The priest wrings off the bird’s neck, sprinkles its blood on the side of the altar, and drains the rest out at the base of the altar (Leviticus 5:8-9). This is the same procedure that is used when offering a lamb as a sin offering (Leviticus 1, 4). A bird has less blood than a lamb, so a second bird must be offered as a burnt offering (Leviticus 5:10). Leviticus 1 provides detailed instructions on offering birds as burnt offerings: the priest shall tear the bird open by its wings, but shall not sever it completely. And he shall burn it on the wood as a burnt offering (Leviticus 1:17).

If an Israelite is so poor that he can’t afford a bird, he can offer a tenth of an ephah of fine flour as a sin offering. This is a sin offering, not a grain offering, so he should not put frankincense and oil on it (Leviticus 5:11). A handful of it is for the memorial portion; it will be burned as an offering made by fire. The remainder shall be for the priests. These laws resemble the instructions regarding birds, but they are adjusted to the needs of the poorest people. No matter how poor a person is, he must give a burnt offering to God. When offering a burnt offering, the worshiper must give a portion that is offered completely to God and burned to ashes. Whether we are rich or poor, God will forgive our sins. But we must draw near to him, trust his sacrifice, give thanks, and worship Him.

The closer to God, the higher his standards

God provided the guilt offering to show how much he loved his people and how much he valued his fellowship and union with them. He wanted his fellowship with them not to be cut off.

The closer we are to God, the greater capacity we have to harm him and break his heart. The more united we are with God, the more likely we are to taint our fellowship with Him because of our sins and flesh. God wants to restore that fellowship.

A person who sinned intentionally and was unfaithful to God had only one choice: offering a ram without blemish (15). He made restitution for the holy thing that he had harmed, and he added a fifth of its value to the payment (16). Even a person who sinned unknowingly was guilty. He would bring a ram as a guilt offering and the priest would make atonement for the mistake so he could be forgiven (17-19). The more we know God, the higher are His standards for our lives.

Discovering God’s hidden truths

These chapters of Leviticus can be difficult to understand, especially when we are distracted by our own logic and traditions. Is God hiding something from us? Pastor Bill Johnson once said, “God does not hide things from us. Rather, He hides things for us.” It’s like an Easter Egg hunt in the United States. The parent or grandparent hides some eggs in easier spots so that the younger children can find them more easily.
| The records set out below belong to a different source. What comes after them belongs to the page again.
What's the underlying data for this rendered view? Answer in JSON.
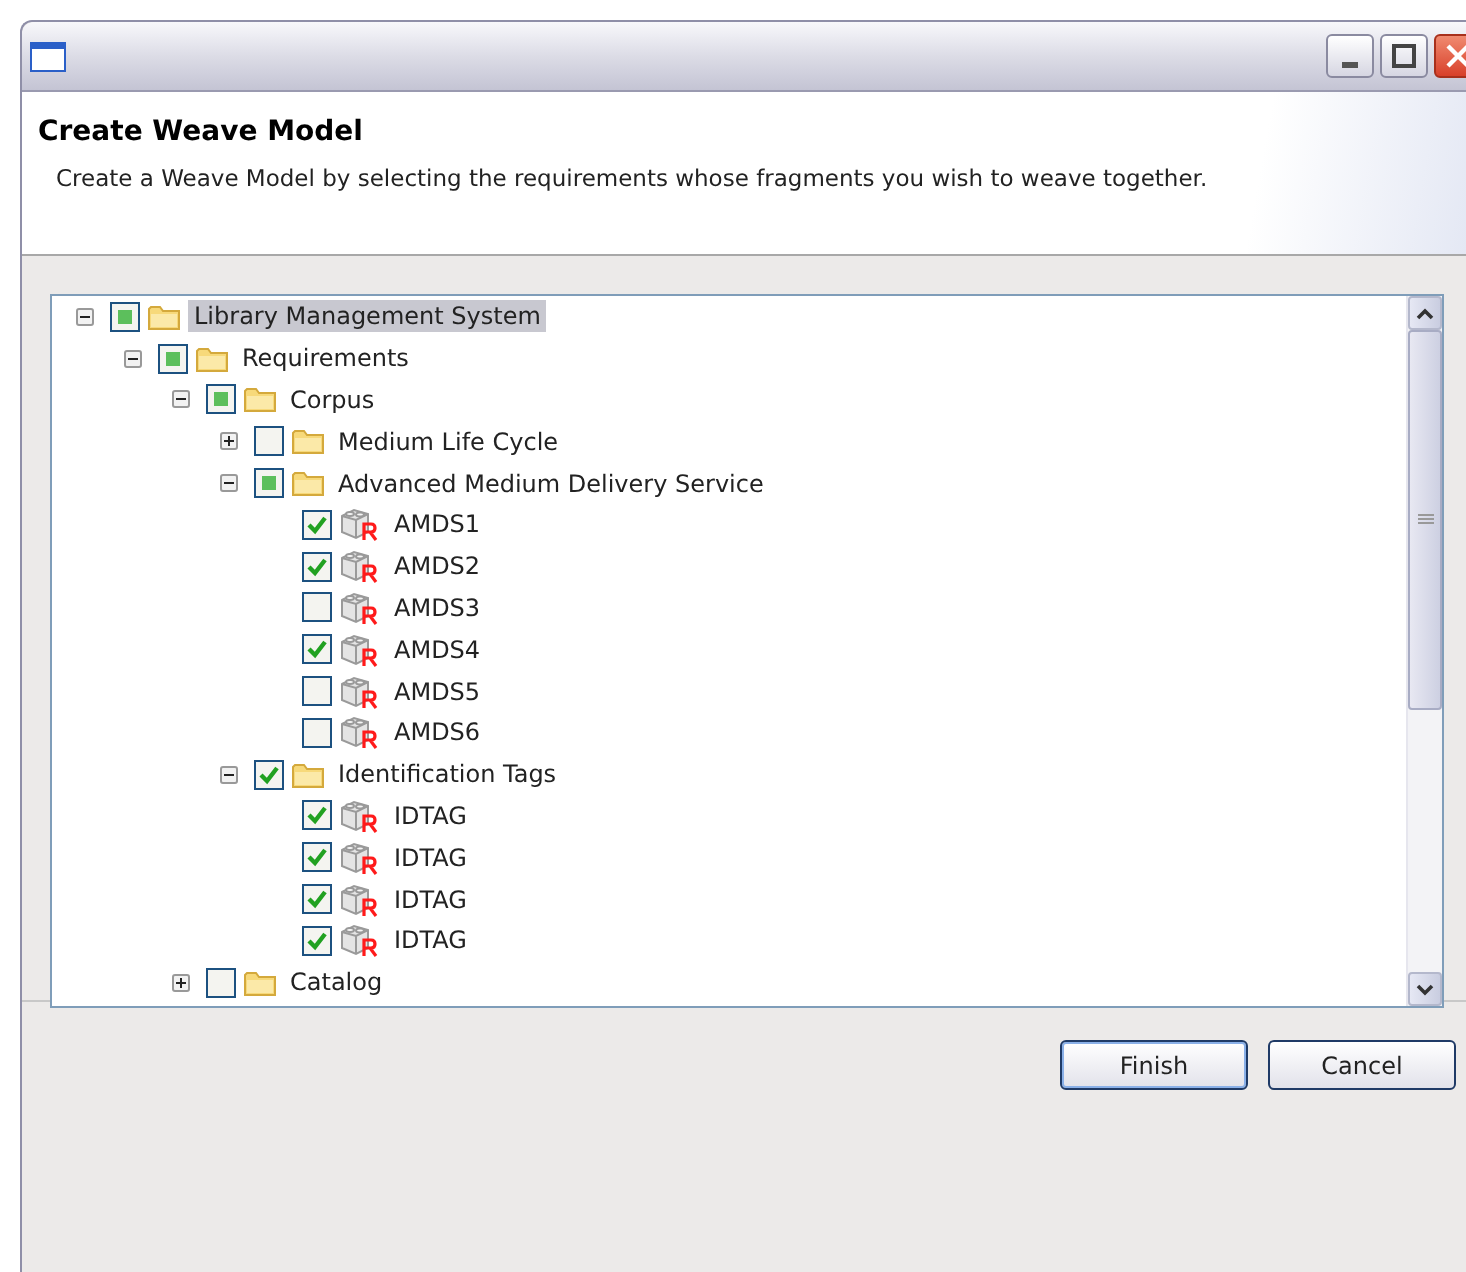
{
  "dialog": {
    "title": "Create Weave Model",
    "description": "Create a Weave Model by selecting the requirements whose fragments you wish to weave together."
  },
  "tree": [
    {
      "label": "Library Management System",
      "kind": "folder",
      "expanded": true,
      "checked": false,
      "partial": true,
      "selected": true,
      "children": [
        {
          "label": "Requirements",
          "kind": "folder",
          "expanded": true,
          "checked": false,
          "partial": true,
          "selected": false,
          "children": [
            {
              "label": "Corpus",
              "kind": "folder",
              "expanded": true,
              "checked": false,
              "partial": true,
              "selected": false,
              "children": [
                {
                  "label": "Medium Life Cycle",
                  "kind": "folder",
                  "expanded": false,
                  "checked": false,
                  "partial": false,
                  "selected": false
                },
                {
                  "label": "Advanced Medium Delivery Service",
                  "kind": "folder",
                  "expanded": true,
                  "checked": false,
                  "partial": true,
                  "selected": false,
                  "children": [
                    {
                      "label": "AMDS1",
                      "kind": "requirement",
                      "checked": true,
                      "partial": false,
                      "selected": false
                    },
                    {
                      "label": "AMDS2",
                      "kind": "requirement",
                      "checked": true,
                      "partial": false,
                      "selected": false
                    },
                    {
                      "label": "AMDS3",
                      "kind": "requirement",
                      "checked": false,
                      "partial": false,
                      "selected": false
                    },
                    {
                      "label": "AMDS4",
                      "kind": "requirement",
                      "checked": true,
                      "partial": false,
                      "selected": false
                    },
                    {
                      "label": "AMDS5",
                      "kind": "requirement",
                      "checked": false,
                      "partial": false,
                      "selected": false
                    },
                    {
                      "label": "AMDS6",
                      "kind": "requirement",
                      "checked": false,
                      "partial": false,
                      "selected": false
                    }
                  ]
                },
                {
                  "label": "Identification Tags",
                  "kind": "folder",
                  "expanded": true,
                  "checked": true,
                  "partial": false,
                  "selected": false,
                  "children": [
                    {
                      "label": "IDTAG",
                      "kind": "requirement",
                      "checked": true,
                      "partial": false,
                      "selected": false
                    },
                    {
                      "label": "IDTAG",
                      "kind": "requirement",
                      "checked": true,
                      "partial": false,
                      "selected": false
                    },
                    {
                      "label": "IDTAG",
                      "kind": "requirement",
                      "checked": true,
                      "partial": false,
                      "selected": false
                    },
                    {
                      "label": "IDTAG",
                      "kind": "requirement",
                      "checked": true,
                      "partial": false,
                      "selected": false
                    }
                  ]
                }
              ]
            },
            {
              "label": "Catalog",
              "kind": "folder",
              "expanded": false,
              "checked": false,
              "partial": false,
              "selected": false
            }
          ]
        }
      ]
    }
  ],
  "buttons": [
    {
      "label": "Finish",
      "default": true
    },
    {
      "label": "Cancel",
      "default": false
    }
  ]
}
But he or she hides other eggs in more difficult places to provide a challenge for the older children. He or she provides more hints for the younger children to help them find the Easter eggs. Not only do the children have fun finding eggs, but the parent also feels very happy.

These hints are like these different offerings. For those who are less mature, God provides a low bar and many hints along the way. The more spiritually mature you are, the higher God sets the bar. He sometimes conceals his truths and makes us pay a price as we search for him. The Bible says that “It is the glory of God to conceal things, but the glory of kings is to search things out.” (Proverbs 25:2). When God hides himself, he gives us hints to help us find him. We will surely find God if we seek Him with all our hearts. When we do, God is pleased, just like the parent is pleased when his children find the Easter eggs he hid.

Therefore, the differences in these offerings hint at God’s nature. God has different demands and provisions for people with different levels of spiritual maturity. The more we realize God’s kindness and tenderness to our weakness, the more we can understand His will. Let’s not shy away from passages like this because we are afraid we won’t understand. Instead, let’s search harder, and we will surely find God.

[1] All Scripture quotations are taken from the English Standard Version unless otherwise noted.